Dwayne Johnson takes on the tallest building in the world in the new trailer for his action/thriller Skyscraper. The Rock works around the clock nowadays and has already starred in one over the top action movie this year, in the form of Rampage. At the same time, Skyscraper is the first live-action film the actor has made in two years that wasn't a reboot, sequel, or based on an established IP. The last time that happened was on Central Intelligence, Johnson's 2016 buddy action/comedy with Kevin Hart.

Fittingly enough, Skyscraper was written and directed by Central Intelligence helmsman Rawson Marshall Thurber. The latter is attempting to re-invent himself as a filmmaker here and move away from the broad comedy fare (like Dodgeball and We're the Millers) that he's become known for making. There's still something inherently silly about Skyscraper's premise, but its trailers suggest the film is less tongue in cheek and more dramatic than either Johnson or Thurber's most recent offerings.
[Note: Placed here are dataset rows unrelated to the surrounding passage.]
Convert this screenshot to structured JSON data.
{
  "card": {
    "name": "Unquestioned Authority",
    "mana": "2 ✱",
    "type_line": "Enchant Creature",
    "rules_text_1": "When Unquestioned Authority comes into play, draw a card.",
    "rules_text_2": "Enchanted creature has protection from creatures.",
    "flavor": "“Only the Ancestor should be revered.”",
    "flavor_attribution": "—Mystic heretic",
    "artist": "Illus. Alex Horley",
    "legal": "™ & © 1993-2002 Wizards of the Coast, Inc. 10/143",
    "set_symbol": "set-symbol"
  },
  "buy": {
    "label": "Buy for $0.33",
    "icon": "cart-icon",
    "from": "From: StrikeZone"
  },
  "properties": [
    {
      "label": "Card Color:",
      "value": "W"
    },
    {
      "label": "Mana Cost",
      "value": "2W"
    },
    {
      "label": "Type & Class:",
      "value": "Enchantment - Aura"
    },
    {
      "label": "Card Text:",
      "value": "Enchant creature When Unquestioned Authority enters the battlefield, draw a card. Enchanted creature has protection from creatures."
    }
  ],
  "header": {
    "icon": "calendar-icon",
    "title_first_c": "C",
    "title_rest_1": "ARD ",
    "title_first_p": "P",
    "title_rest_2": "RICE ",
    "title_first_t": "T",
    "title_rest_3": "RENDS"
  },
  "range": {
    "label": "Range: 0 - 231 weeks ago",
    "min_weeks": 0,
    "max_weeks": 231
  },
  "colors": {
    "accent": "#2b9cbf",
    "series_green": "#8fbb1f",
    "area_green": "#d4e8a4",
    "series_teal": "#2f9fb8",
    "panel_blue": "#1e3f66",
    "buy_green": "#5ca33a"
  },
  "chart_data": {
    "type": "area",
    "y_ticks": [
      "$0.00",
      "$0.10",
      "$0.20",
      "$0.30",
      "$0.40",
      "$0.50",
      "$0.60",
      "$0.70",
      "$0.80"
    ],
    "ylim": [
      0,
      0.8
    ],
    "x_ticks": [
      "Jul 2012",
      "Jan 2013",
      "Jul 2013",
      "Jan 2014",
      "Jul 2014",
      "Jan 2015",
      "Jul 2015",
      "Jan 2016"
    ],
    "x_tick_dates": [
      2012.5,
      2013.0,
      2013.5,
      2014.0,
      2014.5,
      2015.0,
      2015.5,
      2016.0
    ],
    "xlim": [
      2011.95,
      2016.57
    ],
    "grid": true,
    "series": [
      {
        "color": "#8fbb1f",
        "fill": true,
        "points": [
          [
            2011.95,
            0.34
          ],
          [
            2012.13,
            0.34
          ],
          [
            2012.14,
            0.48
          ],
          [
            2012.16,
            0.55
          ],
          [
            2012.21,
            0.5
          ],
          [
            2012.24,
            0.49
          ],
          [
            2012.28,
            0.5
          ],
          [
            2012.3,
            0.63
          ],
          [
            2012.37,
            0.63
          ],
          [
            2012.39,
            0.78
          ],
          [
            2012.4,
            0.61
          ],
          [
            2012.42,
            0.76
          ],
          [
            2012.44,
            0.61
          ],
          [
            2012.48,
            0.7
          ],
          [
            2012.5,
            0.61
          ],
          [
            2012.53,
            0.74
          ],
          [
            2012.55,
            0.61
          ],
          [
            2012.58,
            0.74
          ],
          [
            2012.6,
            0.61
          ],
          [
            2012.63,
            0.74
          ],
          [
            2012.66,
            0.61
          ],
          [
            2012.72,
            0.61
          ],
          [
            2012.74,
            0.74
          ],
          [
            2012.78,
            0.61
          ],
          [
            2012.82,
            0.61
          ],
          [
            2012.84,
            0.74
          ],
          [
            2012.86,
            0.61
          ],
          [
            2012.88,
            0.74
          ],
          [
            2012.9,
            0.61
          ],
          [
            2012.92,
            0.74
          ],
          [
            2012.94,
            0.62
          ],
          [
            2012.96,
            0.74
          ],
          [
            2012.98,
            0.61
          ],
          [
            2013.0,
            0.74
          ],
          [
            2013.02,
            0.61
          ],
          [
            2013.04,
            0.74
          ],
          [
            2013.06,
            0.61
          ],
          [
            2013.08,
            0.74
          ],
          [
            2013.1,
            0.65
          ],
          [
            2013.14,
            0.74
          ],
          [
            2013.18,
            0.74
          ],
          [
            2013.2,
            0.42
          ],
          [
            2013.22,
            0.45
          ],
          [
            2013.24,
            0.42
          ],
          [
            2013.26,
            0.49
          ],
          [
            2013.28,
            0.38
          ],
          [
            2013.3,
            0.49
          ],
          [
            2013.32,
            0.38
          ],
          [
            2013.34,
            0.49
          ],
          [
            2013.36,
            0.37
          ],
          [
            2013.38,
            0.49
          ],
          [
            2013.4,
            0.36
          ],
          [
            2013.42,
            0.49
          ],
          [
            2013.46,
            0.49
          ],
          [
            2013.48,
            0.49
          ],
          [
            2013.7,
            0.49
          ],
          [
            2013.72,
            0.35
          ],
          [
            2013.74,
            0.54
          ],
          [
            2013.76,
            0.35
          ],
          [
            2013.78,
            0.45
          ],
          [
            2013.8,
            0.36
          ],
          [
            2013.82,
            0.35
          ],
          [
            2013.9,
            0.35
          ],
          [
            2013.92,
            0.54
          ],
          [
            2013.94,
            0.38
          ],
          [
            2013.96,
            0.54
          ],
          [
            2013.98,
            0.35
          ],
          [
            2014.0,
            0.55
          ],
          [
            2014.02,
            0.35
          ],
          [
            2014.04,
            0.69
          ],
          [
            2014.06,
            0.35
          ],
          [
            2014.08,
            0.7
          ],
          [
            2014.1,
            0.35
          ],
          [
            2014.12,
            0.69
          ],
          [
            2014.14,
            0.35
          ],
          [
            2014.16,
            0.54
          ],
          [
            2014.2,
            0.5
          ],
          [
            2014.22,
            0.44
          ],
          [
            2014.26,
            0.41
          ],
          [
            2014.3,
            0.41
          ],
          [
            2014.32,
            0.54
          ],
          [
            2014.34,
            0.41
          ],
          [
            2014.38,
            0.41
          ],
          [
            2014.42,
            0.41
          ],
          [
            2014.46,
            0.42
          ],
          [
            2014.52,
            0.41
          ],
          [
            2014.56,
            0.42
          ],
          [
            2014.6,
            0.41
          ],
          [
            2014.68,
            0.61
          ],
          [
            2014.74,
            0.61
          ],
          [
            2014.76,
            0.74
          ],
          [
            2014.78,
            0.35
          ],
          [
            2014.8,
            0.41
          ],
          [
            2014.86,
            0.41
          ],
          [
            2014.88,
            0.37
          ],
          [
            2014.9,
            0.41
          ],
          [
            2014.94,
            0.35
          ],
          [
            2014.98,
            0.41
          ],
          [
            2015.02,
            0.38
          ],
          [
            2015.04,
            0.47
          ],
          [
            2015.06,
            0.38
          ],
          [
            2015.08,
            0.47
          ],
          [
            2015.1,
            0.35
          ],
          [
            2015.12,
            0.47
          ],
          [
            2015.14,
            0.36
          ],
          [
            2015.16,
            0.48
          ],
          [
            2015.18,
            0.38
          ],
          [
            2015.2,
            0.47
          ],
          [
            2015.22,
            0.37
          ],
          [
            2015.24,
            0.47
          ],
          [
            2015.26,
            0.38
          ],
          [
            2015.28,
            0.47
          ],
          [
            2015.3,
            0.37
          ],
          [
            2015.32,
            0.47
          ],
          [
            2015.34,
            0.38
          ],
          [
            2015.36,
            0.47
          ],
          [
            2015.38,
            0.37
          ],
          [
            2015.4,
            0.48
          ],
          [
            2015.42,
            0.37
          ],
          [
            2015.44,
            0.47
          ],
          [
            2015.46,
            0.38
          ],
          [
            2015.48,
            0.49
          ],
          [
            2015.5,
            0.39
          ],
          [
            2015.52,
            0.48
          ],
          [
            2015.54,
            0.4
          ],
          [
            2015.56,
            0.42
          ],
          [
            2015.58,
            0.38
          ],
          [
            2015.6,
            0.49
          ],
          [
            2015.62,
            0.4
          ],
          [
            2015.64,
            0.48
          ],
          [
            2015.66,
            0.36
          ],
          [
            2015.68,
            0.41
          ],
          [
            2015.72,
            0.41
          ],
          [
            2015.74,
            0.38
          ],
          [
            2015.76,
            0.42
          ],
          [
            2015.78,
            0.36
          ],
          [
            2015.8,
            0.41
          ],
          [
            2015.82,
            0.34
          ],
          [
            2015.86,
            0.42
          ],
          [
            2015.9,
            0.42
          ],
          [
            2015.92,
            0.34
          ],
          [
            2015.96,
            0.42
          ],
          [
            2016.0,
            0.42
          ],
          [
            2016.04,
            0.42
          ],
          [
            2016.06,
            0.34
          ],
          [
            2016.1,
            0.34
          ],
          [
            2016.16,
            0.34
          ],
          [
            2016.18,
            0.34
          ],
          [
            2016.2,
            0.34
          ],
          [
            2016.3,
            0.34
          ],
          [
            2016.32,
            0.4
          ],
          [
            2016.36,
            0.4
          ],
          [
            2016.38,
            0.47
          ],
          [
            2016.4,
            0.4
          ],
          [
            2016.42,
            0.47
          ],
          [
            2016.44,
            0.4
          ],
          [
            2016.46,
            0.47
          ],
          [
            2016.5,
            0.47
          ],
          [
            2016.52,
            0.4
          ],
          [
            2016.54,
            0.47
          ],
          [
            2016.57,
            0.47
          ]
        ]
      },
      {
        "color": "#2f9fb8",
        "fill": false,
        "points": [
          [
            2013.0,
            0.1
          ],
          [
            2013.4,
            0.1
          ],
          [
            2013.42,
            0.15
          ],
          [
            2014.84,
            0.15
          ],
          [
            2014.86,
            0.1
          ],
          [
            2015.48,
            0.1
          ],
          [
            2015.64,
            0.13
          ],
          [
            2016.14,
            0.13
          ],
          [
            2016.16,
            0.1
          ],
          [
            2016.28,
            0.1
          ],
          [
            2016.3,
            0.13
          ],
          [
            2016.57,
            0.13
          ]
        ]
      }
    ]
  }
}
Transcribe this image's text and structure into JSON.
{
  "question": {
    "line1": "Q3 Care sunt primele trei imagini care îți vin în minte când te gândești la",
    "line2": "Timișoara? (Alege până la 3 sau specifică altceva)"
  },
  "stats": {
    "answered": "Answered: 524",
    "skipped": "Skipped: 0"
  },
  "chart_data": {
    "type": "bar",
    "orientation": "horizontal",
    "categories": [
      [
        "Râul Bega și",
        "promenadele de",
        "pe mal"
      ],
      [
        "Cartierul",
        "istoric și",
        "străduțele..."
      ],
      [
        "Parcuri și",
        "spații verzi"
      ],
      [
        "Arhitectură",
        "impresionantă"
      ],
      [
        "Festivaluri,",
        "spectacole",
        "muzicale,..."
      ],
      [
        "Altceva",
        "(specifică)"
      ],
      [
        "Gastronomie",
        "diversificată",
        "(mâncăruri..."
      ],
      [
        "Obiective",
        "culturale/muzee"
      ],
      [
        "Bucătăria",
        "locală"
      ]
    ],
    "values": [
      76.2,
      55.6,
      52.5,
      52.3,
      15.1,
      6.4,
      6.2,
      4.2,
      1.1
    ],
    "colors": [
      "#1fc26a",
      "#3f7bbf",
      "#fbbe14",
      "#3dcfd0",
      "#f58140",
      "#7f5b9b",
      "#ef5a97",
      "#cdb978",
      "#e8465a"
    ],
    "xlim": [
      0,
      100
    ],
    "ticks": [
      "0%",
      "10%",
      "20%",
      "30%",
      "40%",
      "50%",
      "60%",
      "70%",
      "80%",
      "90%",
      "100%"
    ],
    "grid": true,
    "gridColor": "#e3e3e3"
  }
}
Johnson stars in Skyscraper as Will Ford, a former FBI Hostage Rescue Team leader and war veteran. After an incident in the field leaves him permanently disabled, Ford takes up a quieter career assessing the security of skyscrapers for a living. Trouble comes knocking all the same when Will takes an assignment in China to assess the tallest and (supposedly) safest building in the world, putting himself and his family in grave danger. For more on that, watch the new trailer for Skyscraper in the space above.

The second Skyscraper trailer goes deeper into the film's story than the Super Bowl preview did, revealing how Ford met his wife Sarah (Neve Campbell) and more about the bad guys' motivations here in the process. Based on the latest footage, the movie's titular building is quite the elaborate set piece in and of itself, complete with a floor that is essentially an entire house and yard. Skyscraper cinematographer Robert Elswit knows a thing or two about crafting action sequences that place A-listers at terrifying heights - after his work on the fourth and fifth Mission: Impossible movies - and it certainly shows in the movie's new trailer.

Johnson has name-dropped Die Hard, The Towering Inferno, and The Fugitive as inspirations for Skyscraper many times now, and there are indeed elements of all three genre classics in the film's trailers alone. The concern, of course, is that Skyscraper will simply recycle the tropes established by those movies, rather than bring something fresh to the tried and true conventions of the action genre. Fortunately, at the moment, Skyscraper looks to buck tradition in some progressive ways; be it by allowing Campbell to be more than a helpless wife-in-distress or embracing the fact that Johnson's character is a disabled action hero.